Is an interactive command a block?

Alf P. Steinbach alfps at start.no
Fri Nov 20 10:23:48 EST 2009


* Benjamin Kaplan:
> On Thu, Nov 19, 2009 at 4:42 PM, Alf P. Steinbach <alfps at start.no> wrote:
>> * Steven D'Aprano:
>>
>> I feel that there's still something lacking in my understanding though, like
>> how/where the "really actually just pure local not also global" is defined
>> for function definition, but it's now just a vague feeling of something
>> missing, not a feeling of direct contradiction as I had when I believed
>> local != global.
>>
> 
> It's because the only blocks in python that have their own scope are
> classes and functions. For loops don't have their own scope- they use
> the enclosing one, which in this case is globals.

Thanks, but hey, contradiction: you mention globals as an "enclosing" scope, 
i.e. that a module can have a scope, while stating that only classes and 
functions have their own scope (so, would a module have it's not own scope?).
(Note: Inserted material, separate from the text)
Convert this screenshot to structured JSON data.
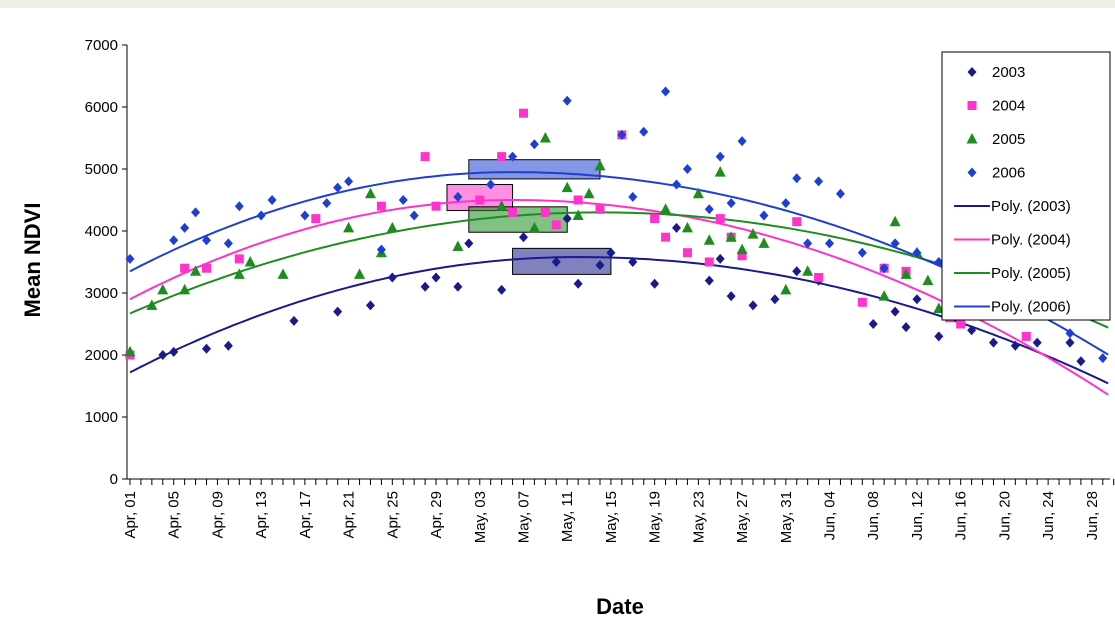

I think, having now read up and down and sideways in the docs, that the proper 
term in Python is "namespace", and that "scope" in Python refers to where the 
names in a namespace are directly accessible, with a special case for classes, 
namely that the scope of a class' namespace doesn't penetrate down into function 
definitions, hence problem with comprehensions expressed directly in a class 
definition. I believe that's a so called language "wart"  --  which C++ is full 
of, just now discovering some of Python's :-). It's almost like C++'s "most 
vexing parse", a natural and apparently meaningful source code construct that 
due to the detailed rules turns out to be meaningless. I wish language designers 
could be a little less hooked on low level consistency. Because it makes for 
high level inconsistency, very difficult to explain without zillions of details.

But anyways, it's starting to make more sense, yes.